Every organisation arrives here.
Every organisation that scales successfully, from a smaller SaaS or product company to a global innovator like ASML, will arrive at the same junction: the structures that enabled growth stop working, and innovation and productivity stall. The question is never whether this happens. It’s whether you see it coming.
Bezos saw it coming. Writing his ‘Day 1’ philosophy, he explicitly warned against the threat of an over-structured organisation sliding into Day 2: stasis, irrelevance and decline. Amazon saw an enemy and designed against it before it arrived. Even then, pressures returned. Amazon in 2023 restructured its management layers. Spotify did the same. The pattern doesn’t spare organisations that try to anticipate it, it just gives them a better chance of managing it on their own terms.

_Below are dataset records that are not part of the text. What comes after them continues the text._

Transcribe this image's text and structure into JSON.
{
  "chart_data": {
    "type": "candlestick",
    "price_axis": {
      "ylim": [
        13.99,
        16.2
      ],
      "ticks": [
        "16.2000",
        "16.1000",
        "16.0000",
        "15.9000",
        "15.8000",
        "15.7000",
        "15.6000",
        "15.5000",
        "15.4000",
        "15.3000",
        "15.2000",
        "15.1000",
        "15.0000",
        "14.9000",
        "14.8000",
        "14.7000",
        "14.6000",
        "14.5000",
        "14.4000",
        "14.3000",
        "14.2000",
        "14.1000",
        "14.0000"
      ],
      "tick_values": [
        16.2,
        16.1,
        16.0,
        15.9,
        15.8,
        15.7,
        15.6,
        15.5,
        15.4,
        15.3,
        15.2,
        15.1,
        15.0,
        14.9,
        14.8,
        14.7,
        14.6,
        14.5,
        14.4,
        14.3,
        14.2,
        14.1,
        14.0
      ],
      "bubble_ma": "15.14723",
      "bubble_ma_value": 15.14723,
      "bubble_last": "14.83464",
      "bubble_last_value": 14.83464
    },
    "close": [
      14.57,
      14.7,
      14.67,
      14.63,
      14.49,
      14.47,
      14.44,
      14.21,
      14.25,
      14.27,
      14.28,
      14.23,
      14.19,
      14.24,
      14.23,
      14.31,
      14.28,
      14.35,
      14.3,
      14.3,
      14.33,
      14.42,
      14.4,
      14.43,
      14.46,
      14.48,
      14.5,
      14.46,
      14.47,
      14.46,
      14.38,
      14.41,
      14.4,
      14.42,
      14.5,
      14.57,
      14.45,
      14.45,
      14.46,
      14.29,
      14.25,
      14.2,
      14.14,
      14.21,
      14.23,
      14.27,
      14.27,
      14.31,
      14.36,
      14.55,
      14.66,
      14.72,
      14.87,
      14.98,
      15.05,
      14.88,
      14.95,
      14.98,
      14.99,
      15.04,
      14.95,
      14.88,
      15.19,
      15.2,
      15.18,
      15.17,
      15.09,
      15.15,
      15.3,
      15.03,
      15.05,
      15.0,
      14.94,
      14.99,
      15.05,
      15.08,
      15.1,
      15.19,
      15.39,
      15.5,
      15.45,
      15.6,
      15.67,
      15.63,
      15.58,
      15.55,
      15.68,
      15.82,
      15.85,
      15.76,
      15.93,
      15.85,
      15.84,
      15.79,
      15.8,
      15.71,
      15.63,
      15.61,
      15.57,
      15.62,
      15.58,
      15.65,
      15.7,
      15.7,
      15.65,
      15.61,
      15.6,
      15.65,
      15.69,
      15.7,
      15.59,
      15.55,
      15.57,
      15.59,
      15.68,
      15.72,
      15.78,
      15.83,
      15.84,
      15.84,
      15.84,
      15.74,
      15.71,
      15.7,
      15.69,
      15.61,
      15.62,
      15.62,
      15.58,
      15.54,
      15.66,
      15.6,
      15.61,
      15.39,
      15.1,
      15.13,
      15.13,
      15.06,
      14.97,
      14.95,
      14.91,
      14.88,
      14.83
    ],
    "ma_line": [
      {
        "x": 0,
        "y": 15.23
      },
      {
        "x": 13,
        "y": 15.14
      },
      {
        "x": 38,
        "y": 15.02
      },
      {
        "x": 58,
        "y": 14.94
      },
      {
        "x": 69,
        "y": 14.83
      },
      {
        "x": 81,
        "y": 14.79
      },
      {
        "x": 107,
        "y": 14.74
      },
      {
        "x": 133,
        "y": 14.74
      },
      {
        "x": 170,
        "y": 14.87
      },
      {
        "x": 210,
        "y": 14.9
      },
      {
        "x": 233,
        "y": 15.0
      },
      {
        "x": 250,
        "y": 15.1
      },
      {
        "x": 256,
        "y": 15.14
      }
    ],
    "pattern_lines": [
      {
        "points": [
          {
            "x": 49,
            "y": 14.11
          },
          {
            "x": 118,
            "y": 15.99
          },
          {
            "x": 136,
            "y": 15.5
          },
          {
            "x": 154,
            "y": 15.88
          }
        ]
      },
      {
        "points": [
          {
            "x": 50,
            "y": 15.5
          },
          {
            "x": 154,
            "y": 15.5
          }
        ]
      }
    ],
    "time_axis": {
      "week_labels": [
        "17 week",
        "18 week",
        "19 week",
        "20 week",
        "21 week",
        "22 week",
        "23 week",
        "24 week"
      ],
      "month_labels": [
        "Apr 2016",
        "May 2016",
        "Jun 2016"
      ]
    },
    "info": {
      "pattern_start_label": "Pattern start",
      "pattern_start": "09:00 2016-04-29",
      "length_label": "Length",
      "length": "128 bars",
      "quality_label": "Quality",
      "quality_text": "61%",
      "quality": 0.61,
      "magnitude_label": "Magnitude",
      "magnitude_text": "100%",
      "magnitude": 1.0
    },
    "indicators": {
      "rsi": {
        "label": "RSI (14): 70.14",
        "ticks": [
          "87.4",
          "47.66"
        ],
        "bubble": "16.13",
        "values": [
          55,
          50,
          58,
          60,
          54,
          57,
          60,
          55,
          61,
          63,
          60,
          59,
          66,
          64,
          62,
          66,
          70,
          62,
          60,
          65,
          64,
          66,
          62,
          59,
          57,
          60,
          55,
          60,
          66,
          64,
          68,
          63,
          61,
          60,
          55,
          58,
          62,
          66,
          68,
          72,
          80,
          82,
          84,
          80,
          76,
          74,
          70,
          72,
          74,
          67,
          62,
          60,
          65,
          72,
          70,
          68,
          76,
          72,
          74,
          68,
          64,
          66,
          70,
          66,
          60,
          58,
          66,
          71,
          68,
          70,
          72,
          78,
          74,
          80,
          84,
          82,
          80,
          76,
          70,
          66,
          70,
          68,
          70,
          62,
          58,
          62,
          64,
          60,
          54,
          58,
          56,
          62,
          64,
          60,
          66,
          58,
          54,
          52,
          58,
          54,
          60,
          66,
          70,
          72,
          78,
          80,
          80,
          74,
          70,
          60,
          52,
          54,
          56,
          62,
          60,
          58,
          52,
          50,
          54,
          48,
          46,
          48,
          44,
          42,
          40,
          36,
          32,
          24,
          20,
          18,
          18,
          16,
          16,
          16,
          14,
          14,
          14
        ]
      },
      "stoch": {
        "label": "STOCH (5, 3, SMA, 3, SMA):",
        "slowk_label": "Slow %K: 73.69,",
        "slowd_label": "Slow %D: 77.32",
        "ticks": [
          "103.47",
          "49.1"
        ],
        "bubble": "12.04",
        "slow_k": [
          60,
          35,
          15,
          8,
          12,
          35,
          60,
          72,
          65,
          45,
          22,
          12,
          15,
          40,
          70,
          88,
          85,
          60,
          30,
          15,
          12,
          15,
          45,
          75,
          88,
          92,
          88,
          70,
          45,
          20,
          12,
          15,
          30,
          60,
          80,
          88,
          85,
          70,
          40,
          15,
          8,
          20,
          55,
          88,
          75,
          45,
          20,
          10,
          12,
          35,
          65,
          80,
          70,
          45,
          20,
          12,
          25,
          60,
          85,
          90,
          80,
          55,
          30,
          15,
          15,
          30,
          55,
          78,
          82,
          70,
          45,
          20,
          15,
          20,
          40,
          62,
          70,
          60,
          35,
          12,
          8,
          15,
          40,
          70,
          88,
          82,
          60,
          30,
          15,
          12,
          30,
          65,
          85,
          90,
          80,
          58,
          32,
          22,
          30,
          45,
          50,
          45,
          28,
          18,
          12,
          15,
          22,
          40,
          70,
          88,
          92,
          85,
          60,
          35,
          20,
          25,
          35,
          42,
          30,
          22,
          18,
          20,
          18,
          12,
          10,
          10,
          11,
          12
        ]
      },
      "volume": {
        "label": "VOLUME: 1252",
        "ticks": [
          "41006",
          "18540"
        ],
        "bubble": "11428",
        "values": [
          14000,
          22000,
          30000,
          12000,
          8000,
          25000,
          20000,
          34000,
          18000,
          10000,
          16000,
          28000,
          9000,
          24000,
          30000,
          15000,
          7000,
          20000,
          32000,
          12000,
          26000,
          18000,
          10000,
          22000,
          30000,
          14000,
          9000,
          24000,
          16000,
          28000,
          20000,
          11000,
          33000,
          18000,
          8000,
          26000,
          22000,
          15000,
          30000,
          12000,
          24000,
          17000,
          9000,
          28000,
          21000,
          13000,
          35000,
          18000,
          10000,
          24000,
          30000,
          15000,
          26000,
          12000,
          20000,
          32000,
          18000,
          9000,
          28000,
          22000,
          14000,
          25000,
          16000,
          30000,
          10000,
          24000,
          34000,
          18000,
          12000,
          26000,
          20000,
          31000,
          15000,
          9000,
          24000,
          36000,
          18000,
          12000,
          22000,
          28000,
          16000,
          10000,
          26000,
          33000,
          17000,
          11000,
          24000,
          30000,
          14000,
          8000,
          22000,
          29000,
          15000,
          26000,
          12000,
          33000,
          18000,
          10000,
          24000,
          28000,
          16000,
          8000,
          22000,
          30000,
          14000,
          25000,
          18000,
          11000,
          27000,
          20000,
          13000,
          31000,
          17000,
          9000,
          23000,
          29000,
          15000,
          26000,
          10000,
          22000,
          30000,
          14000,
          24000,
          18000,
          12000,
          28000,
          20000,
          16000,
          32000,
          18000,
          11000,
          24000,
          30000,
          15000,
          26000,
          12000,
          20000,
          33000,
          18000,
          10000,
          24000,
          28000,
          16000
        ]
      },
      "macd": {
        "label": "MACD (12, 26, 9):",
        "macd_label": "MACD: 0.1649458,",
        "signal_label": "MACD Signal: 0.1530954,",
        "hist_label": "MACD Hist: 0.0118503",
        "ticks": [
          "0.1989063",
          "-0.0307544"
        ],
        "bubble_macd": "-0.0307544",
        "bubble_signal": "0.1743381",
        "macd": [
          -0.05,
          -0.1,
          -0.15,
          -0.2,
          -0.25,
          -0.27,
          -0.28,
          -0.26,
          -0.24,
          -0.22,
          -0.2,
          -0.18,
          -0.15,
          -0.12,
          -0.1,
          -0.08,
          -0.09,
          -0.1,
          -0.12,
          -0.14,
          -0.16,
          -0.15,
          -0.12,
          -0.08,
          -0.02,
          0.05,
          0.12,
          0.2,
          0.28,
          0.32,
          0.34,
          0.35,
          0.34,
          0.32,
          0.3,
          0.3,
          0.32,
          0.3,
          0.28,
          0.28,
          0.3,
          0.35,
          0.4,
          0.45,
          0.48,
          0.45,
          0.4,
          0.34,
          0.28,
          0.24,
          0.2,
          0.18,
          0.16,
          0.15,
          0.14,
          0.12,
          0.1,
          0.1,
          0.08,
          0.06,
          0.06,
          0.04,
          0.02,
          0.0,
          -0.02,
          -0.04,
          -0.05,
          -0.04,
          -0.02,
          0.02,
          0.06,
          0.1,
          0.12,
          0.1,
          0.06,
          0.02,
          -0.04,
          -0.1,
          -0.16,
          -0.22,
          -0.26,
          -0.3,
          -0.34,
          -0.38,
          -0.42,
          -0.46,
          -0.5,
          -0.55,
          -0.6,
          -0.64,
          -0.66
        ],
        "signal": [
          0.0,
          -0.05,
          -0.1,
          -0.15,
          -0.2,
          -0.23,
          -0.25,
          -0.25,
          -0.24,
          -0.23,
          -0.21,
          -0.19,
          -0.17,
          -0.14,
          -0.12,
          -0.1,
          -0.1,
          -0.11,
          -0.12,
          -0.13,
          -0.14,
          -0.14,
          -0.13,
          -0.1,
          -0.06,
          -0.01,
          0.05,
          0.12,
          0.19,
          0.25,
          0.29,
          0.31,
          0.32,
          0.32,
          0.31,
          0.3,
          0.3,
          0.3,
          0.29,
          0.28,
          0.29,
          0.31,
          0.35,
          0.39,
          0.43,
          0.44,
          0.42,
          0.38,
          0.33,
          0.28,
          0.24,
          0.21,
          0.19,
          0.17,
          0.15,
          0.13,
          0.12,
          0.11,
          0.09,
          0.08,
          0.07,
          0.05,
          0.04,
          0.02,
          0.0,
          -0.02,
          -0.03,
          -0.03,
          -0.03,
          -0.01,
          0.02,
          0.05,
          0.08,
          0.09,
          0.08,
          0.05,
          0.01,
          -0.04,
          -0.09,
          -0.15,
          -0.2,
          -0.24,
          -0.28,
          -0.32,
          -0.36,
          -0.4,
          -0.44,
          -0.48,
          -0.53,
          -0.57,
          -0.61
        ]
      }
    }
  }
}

What distinguishes organisations is not avoiding the crisis. It’s whether they face it as a managed evolution, or as a trust crisis. That choice is made years earlier, not in the moment.
How would you know?
The uncomfortable question then is, how would you know if your organisation is already on this path? Greiner’s value isn’t that it tells you what to do. It’s that it tells you where to look. How much of your senior team’s time goes to coordination rather than creation? How many layers does a decision travel before it’s made? When did you last deliberately choose to retire a structure or process that used to work?
ASML’s engineers knew the answer to those questions. I assume they were just never asked until the dysfunction became impossible to ignore.
Organisations that navigate this well don’t do so because they are better managed. They do so because someone asked the question earlier.